I think about those forms we fill out, you know, the ones that ask for our information. If only more of us would check the “Other” box. Seriously, we identify one way or another, but if we just gave ourselves a chance to think about it we might see that we are giving ourselves short shrift. There are so many more facets to our personalities, to our mentalities, and to our essential selves, that we neglect to see because we’re so busy forcing ourselves into the pre-confined boxes. What I honestly love is when the “Other” box is followed by a line where you can expound upon what truly makes you different, what really helps you to exist outside of those other boxes.
And so cliques form. You’ve seen them. They have their own language. When you first stumble upon them in the wild you can almost will yourself to believe they make sense, but they don’t, except to themselves. Usually these cliques form around the largest thing you have in common, so you don’t ever delve any deeper. That’s not to say that cliques can’t be fulfilling to the people who live inside of them. There is an undeniable connection there. But imagine taking those same people, choosing another facet of their personality, and matching them up with others who share that, then doing it again, and again, and again. There are so many sides to every single human being that it could be endless, and the combinations of connections that could be made is also endless.

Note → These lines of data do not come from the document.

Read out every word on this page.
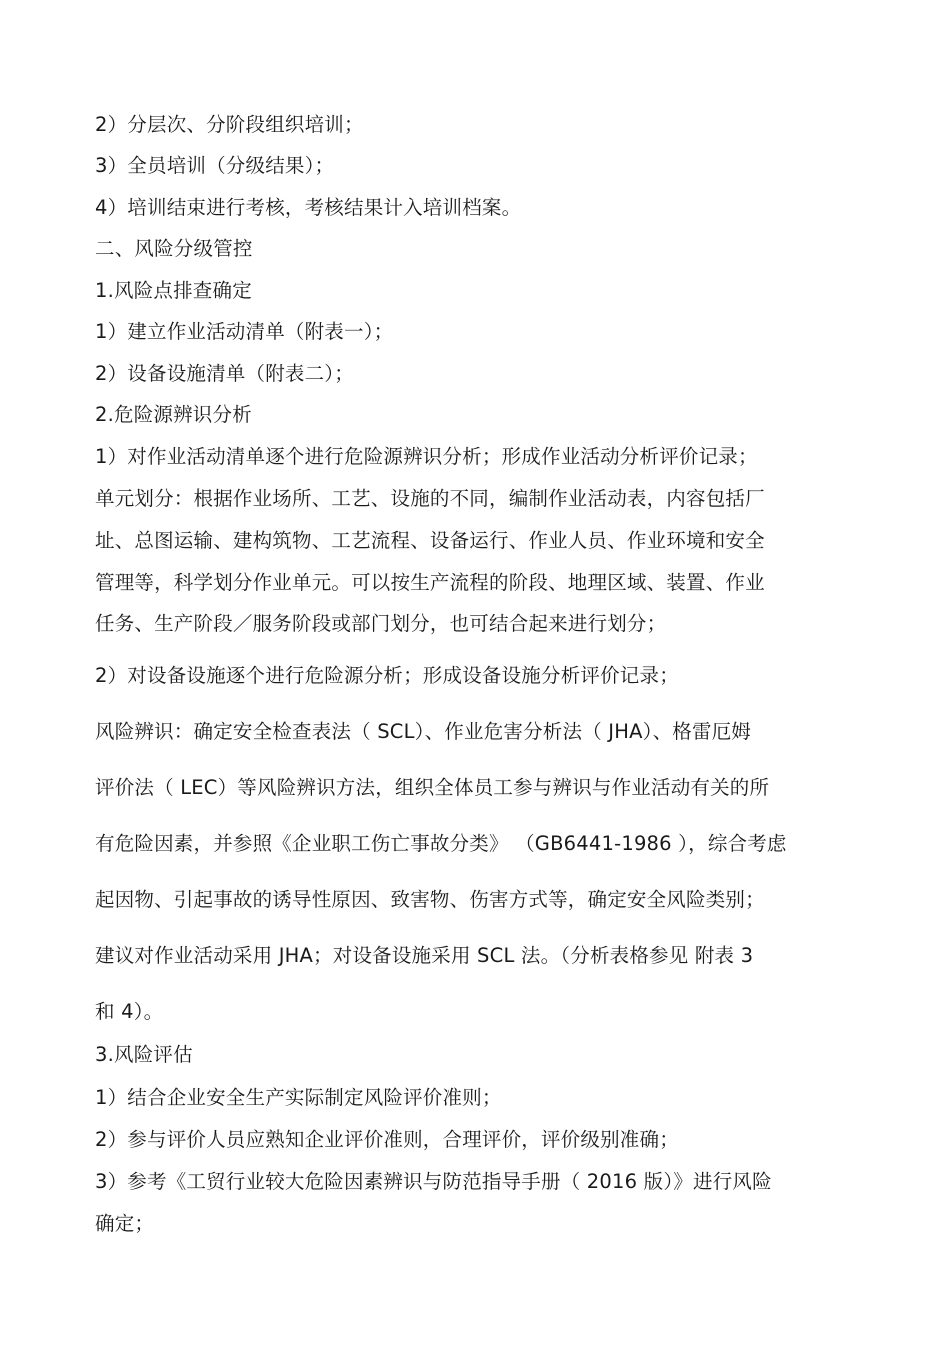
2）分层次、分阶段组织培训；
3）全员培训（分级结果）；
4）培训结束进行考核，考核结果计入培训档案。
二、风险分级管控
1.风险点排查确定
1）建立作业活动清单（附表一）；
2）设备设施清单（附表二）；
2.危险源辨识分析
1）对作业活动清单逐个进行危险源辨识分析；形成作业活动分析评价记录；
单元划分：根据作业场所、工艺、设施的不同，编制作业活动表，内容包括厂
址、总图运输、建构筑物、工艺流程、设备运行、作业人员、作业环境和安全
管理等，科学划分作业单元。可以按生产流程的阶段、地理区域、装置、作业
任务、生产阶段／服务阶段或部门划分，也可结合起来进行划分；
2）对设备设施逐个进行危险源分析；形成设备设施分析评价记录；
风险辨识：确定安全检查表法（ SCL）、作业危害分析法（ JHA）、格雷厄姆
评价法（ LEC）等风险辨识方法，组织全体员工参与辨识与作业活动有关的所
有危险因素，并参照《企业职工伤亡事故分类》 （GB6441-1986 ），综合考虑
起因物、引起事故的诱导性原因、致害物、伤害方式等，确定安全风险类别；
建议对作业活动采用 JHA；对设备设施采用 SCL 法。（分析表格参见 附表 3
和 4）。
3.风险评估
1）结合企业安全生产实际制定风险评价准则；
2）参与评价人员应熟知企业评价准则，合理评价，评价级别准确；
3）参考《工贸行业较大危险因素辨识与防范指导手册（ 2016 版）》进行风险
确定；
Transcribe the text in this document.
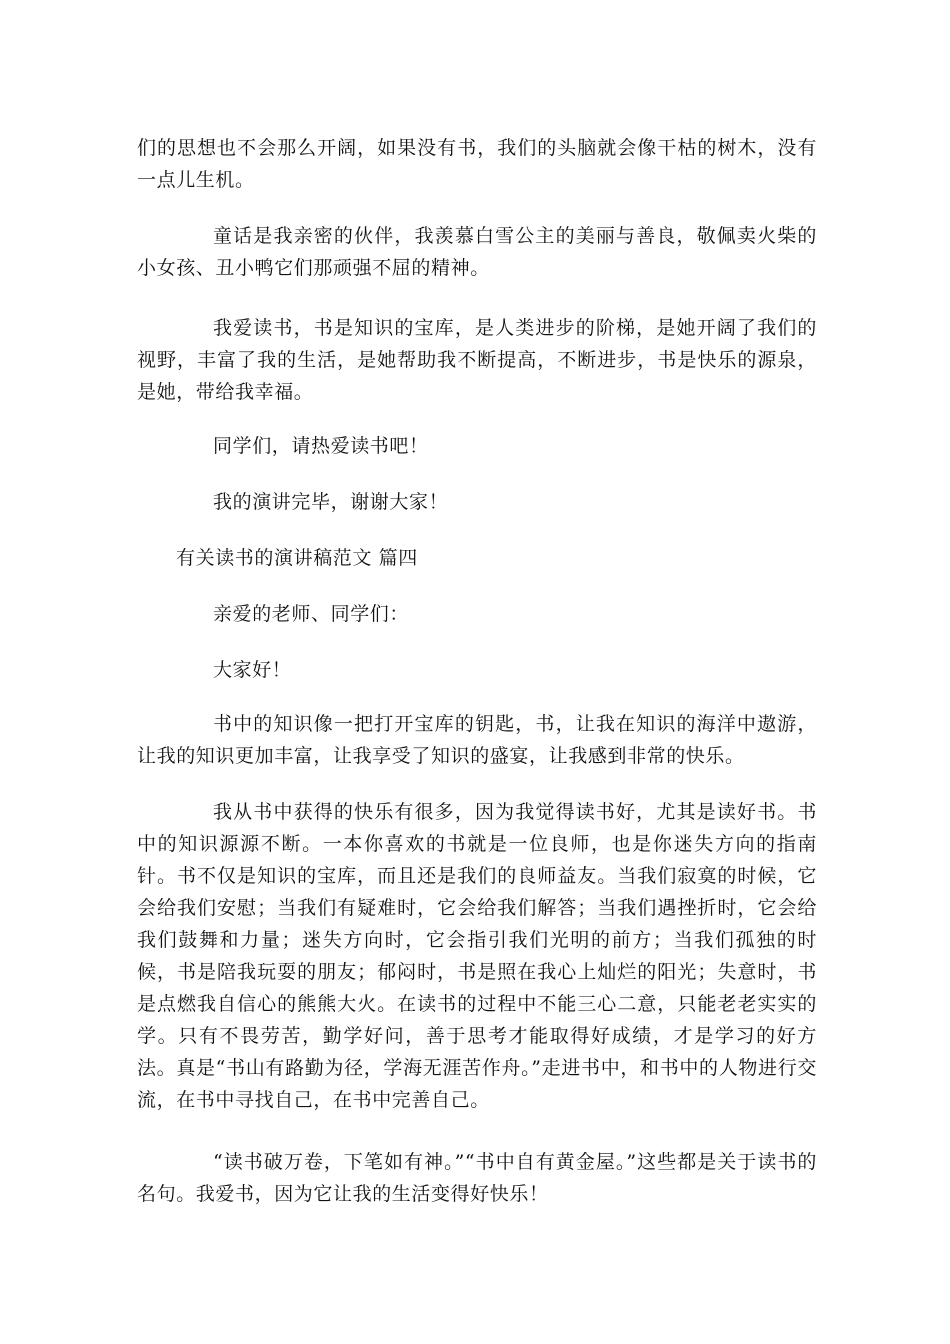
们的思想也不会那么开阔，如果没有书，我们的头脑就会像干枯的树木，没有一点儿生机。

童话是我亲密的伙伴，我羡慕白雪公主的美丽与善良，敬佩卖火柴的小女孩、丑小鸭它们那顽强不屈的精神。

我爱读书，书是知识的宝库，是人类进步的阶梯，是她开阔了我们的视野，丰富了我的生活，是她帮助我不断提高，不断进步，书是快乐的源泉，是她，带给我幸福。

同学们，请热爱读书吧！

我的演讲完毕，谢谢大家！

有关读书的演讲稿范文 篇四

亲爱的老师、同学们：

大家好！

书中的知识像一把打开宝库的钥匙，书，让我在知识的海洋中遨游，让我的知识更加丰富，让我享受了知识的盛宴，让我感到非常的快乐。

我从书中获得的快乐有很多，因为我觉得读书好，尤其是读好书。书中的知识源源不断。一本你喜欢的书就是一位良师，也是你迷失方向的指南针。书不仅是知识的宝库，而且还是我们的良师益友。当我们寂寞的时候，它会给我们安慰；当我们有疑难时，它会给我们解答；当我们遇挫折时，它会给我们鼓舞和力量；迷失方向时，它会指引我们光明的前方；当我们孤独的时候，书是陪我玩耍的朋友；郁闷时，书是照在我心上灿烂的阳光；失意时，书是点燃我自信心的熊熊大火。在读书的过程中不能三心二意，只能老老实实的学。只有不畏劳苦，勤学好问，善于思考才能取得好成绩，才是学习的好方法。真是“书山有路勤为径，学海无涯苦作舟。”走进书中，和书中的人物进行交流，在书中寻找自己，在书中完善自己。

“读书破万卷，下笔如有神。”“书中自有黄金屋。”这些都是关于读书的名句。我爱书，因为它让我的生活变得好快乐！
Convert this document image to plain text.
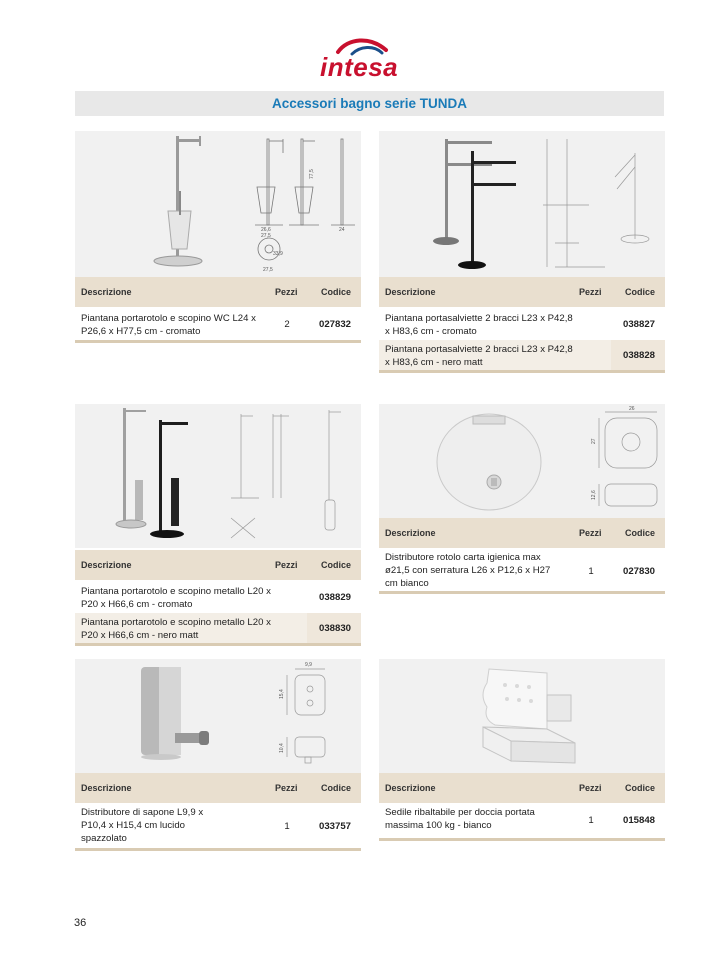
intesa
Accessori bagno serie TUNDA
26,6
27,5
77,5
24
33,9
27,5
Descrizione	Pezzi	Codice
Piantana portarotolo e scopino WC L24 x P26,6 x H77,5 cm - cromato
2	027832
Descrizione	Pezzi	Codice
Piantana portasalviette 2 bracci L23 x P42,8 x H83,6 cm - cromato
038827
Piantana portasalviette 2 bracci L23 x P42,8 x H83,6 cm - nero matt
038828
Descrizione	Pezzi	Codice
Piantana portarotolo e scopino metallo L20 x P20 x H66,6 cm - cromato
038829
Piantana portarotolo e scopino metallo L20 x P20 x H66,6 cm - nero matt
038830
26
27
12,6
Descrizione	Pezzi	Codice
Distributore rotolo carta igienica max ø21,5 con serratura L26 x P12,6 x H27 cm bianco
1	027830
9,9
15,4
10,4
Descrizione	Pezzi	Codice
Distributore di sapone L9,9 x P10,4 x H15,4 cm lucido spazzolato
1	033757
Descrizione	Pezzi	Codice
Sedile ribaltabile per doccia portata massima 100 kg - bianco	1	015848
36
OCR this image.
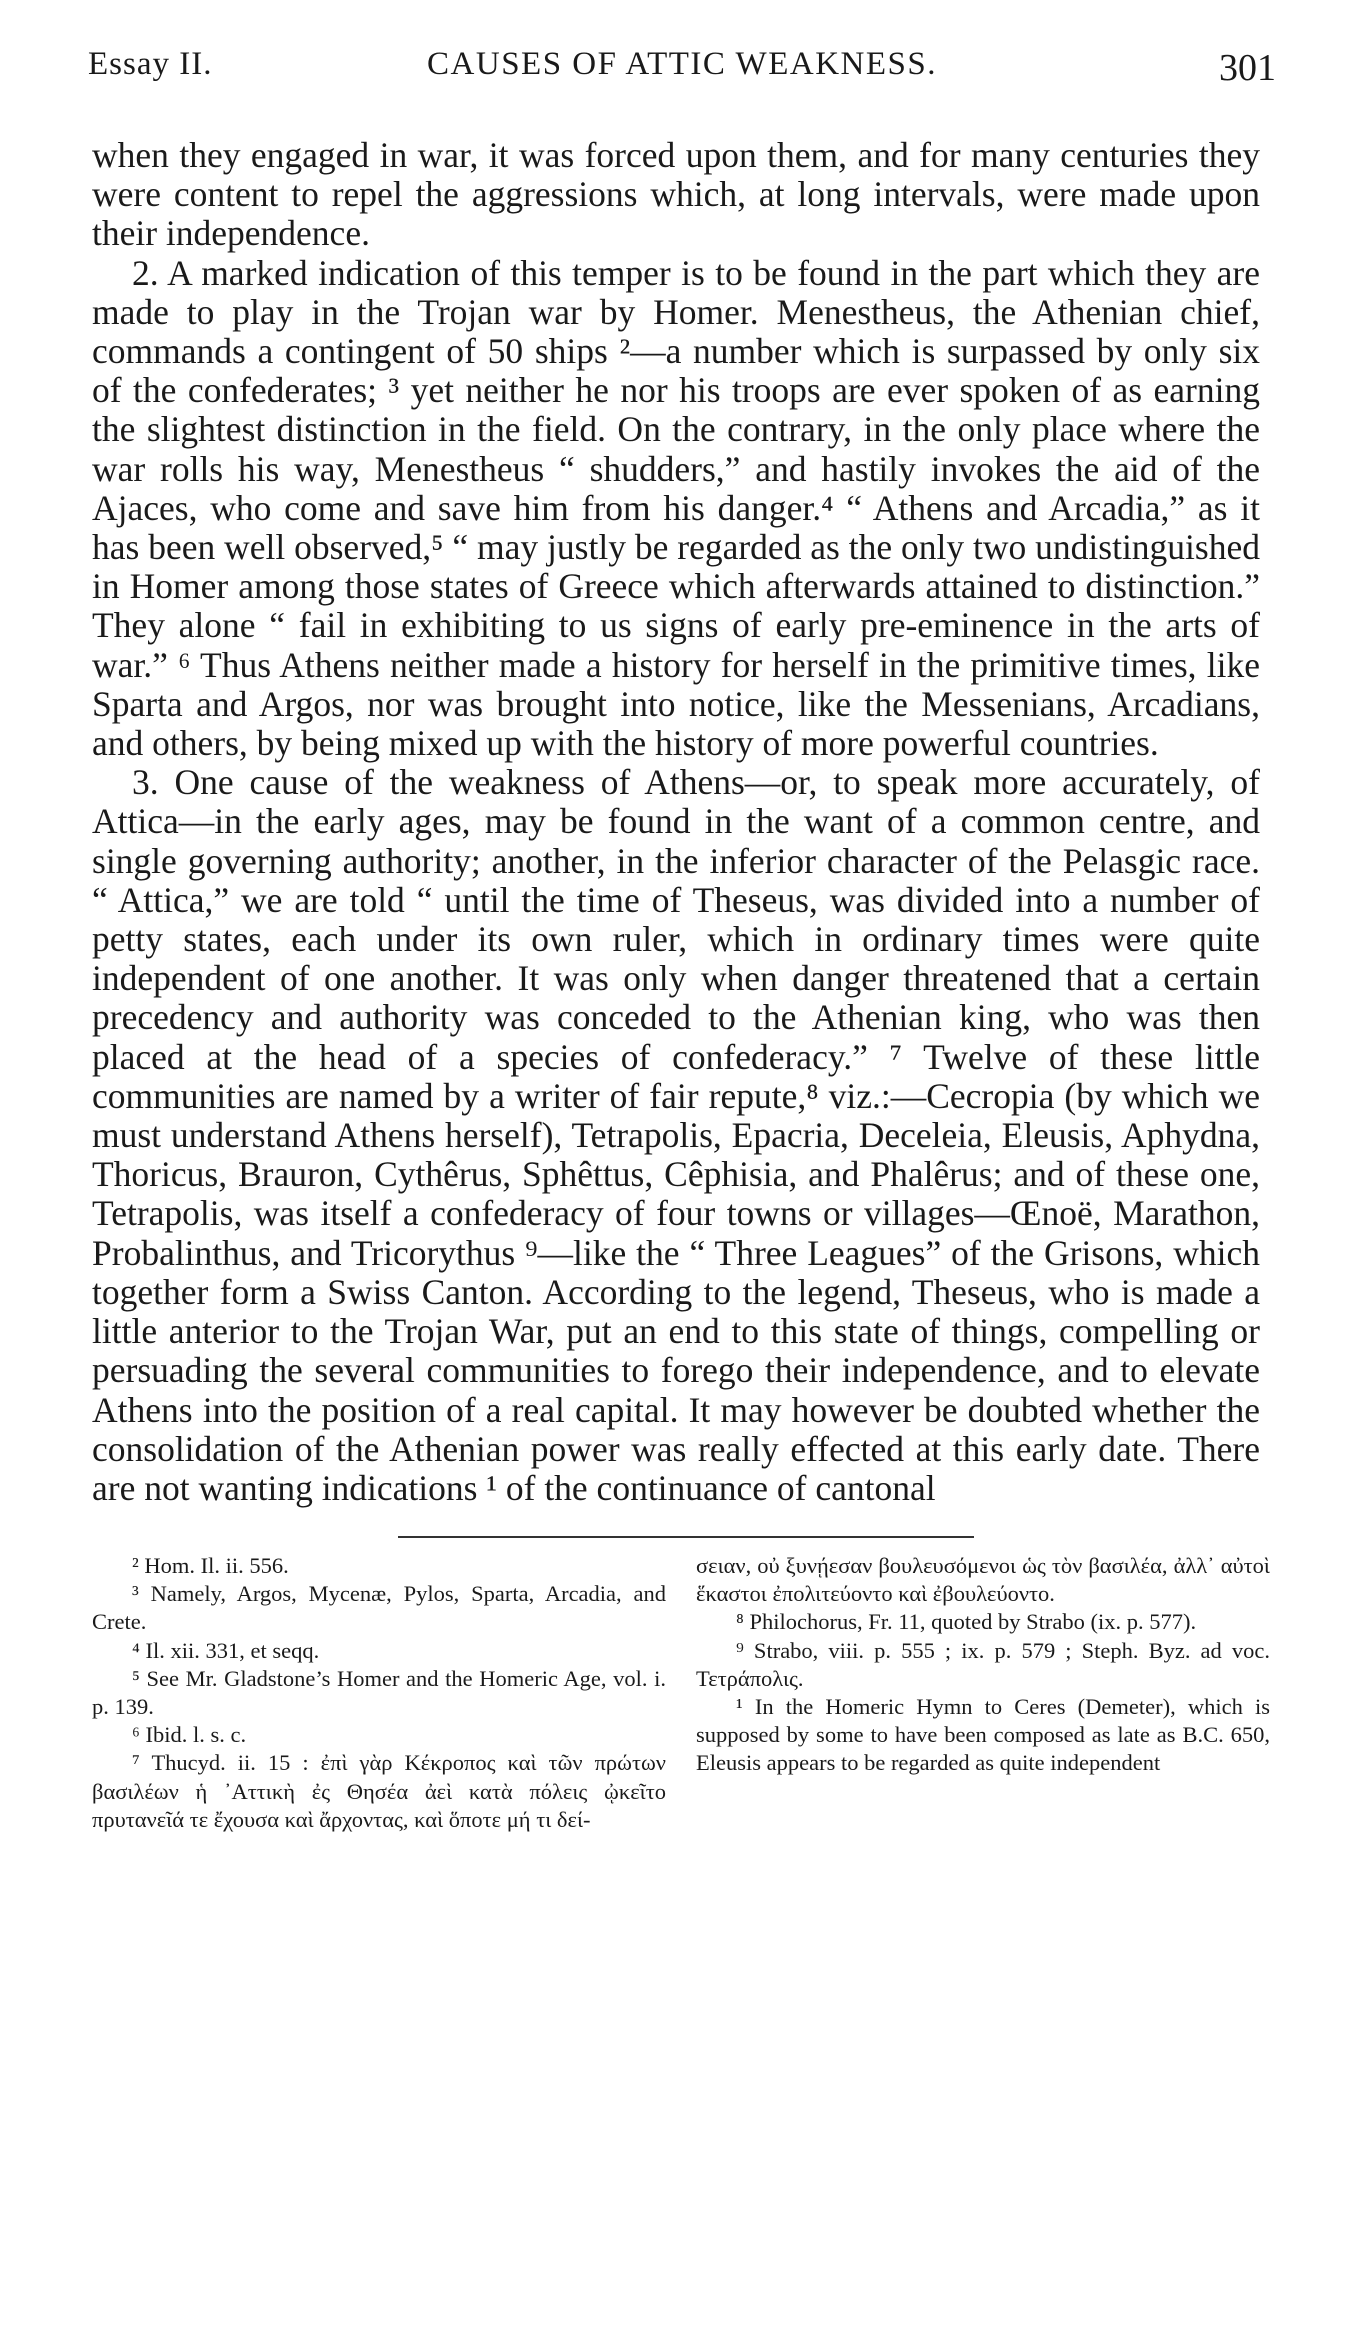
Essay II.	CAUSES OF ATTIC WEAKNESS.	301

when they engaged in war, it was forced upon them, and for many centuries they were content to repel the aggressions which, at long intervals, were made upon their independence.

2. A marked indication of this temper is to be found in the part which they are made to play in the Trojan war by Homer. Menestheus, the Athenian chief, commands a contingent of 50 ships ²—a number which is surpassed by only six of the confederates; ³ yet neither he nor his troops are ever spoken of as earning the slightest distinction in the field. On the contrary, in the only place where the war rolls his way, Menestheus “ shudders,” and hastily invokes the aid of the Ajaces, who come and save him from his danger.⁴ “ Athens and Arcadia,” as it has been well observed,⁵ “ may justly be regarded as the only two undistinguished in Homer among those states of Greece which afterwards attained to distinction.” They alone “ fail in exhibiting to us signs of early pre-eminence in the arts of war.” ⁶ Thus Athens neither made a history for herself in the primitive times, like Sparta and Argos, nor was brought into notice, like the Messenians, Arcadians, and others, by being mixed up with the history of more powerful countries.

3. One cause of the weakness of Athens—or, to speak more accurately, of Attica—in the early ages, may be found in the want of a common centre, and single governing authority; another, in the inferior character of the Pelasgic race. “ Attica,” we are told “ until the time of Theseus, was divided into a number of petty states, each under its own ruler, which in ordinary times were quite independent of one another. It was only when danger threatened that a certain precedency and authority was conceded to the Athenian king, who was then placed at the head of a species of confederacy.” ⁷ Twelve of these little communities are named by a writer of fair repute,⁸ viz.:—Cecropia (by which we must understand Athens herself), Tetrapolis, Epacria, Deceleia, Eleusis, Aphydna, Thoricus, Brauron, Cythêrus, Sphêttus, Cêphisia, and Phalêrus; and of these one, Tetrapolis, was itself a confederacy of four towns or villages—Œnoë, Marathon, Probalinthus, and Tricorythus ⁹—like the “ Three Leagues” of the Grisons, which together form a Swiss Canton. According to the legend, Theseus, who is made a little anterior to the Trojan War, put an end to this state of things, compelling or persuading the several communities to forego their independence, and to elevate Athens into the position of a real capital. It may however be doubted whether the consolidation of the Athenian power was really effected at this early date. There are not wanting indications ¹ of the continuance of cantonal

² Hom. Il. ii. 556.

³ Namely, Argos, Mycenæ, Pylos, Sparta, Arcadia, and Crete.

⁴ Il. xii. 331, et seqq.

⁵ See Mr. Gladstone’s Homer and the Homeric Age, vol. i. p. 139.

⁶ Ibid. l. s. c.

⁷ Thucyd. ii. 15 : ἐπὶ γὰρ Κέκροπος καὶ τῶν πρώτων βασιλέων ἡ ᾿Αττικὴ ἐς Θησέα ἀεὶ κατὰ πόλεις ᾠκεῖτο πρυτανεῖά τε ἔχουσα καὶ ἄρχοντας, καὶ ὅποτε μή τι δεί-

σειαν, οὐ ξυνῄεσαν βουλευσόμενοι ὡς τὸν βασιλέα, ἀλλ᾿ αὐτοὶ ἕκαστοι ἐπολιτεύοντο καὶ ἐβουλεύοντο.

⁸ Philochorus, Fr. 11, quoted by Strabo (ix. p. 577).

⁹ Strabo, viii. p. 555 ; ix. p. 579 ; Steph. Byz. ad voc. Τετράπολις.

¹ In the Homeric Hymn to Ceres (Demeter), which is supposed by some to have been composed as late as B.C. 650, Eleusis appears to be regarded as quite independent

I imagine a world like that, where we don’t judge others based on what we see on the outside, when we delve deeper to figure out who people really are, to look at them from all sides and connect on those other levels. A place where we all check the “Other” box and use another whole sheet of paper to explain why we don’t identify with those standard responses. A world where we don’t get cliqueish just because we can, or because it’s comfortable, but where we instead embrace our whole selves and we seek out that difference in others.
But first, we have to accept that we judge others, or nothing will change.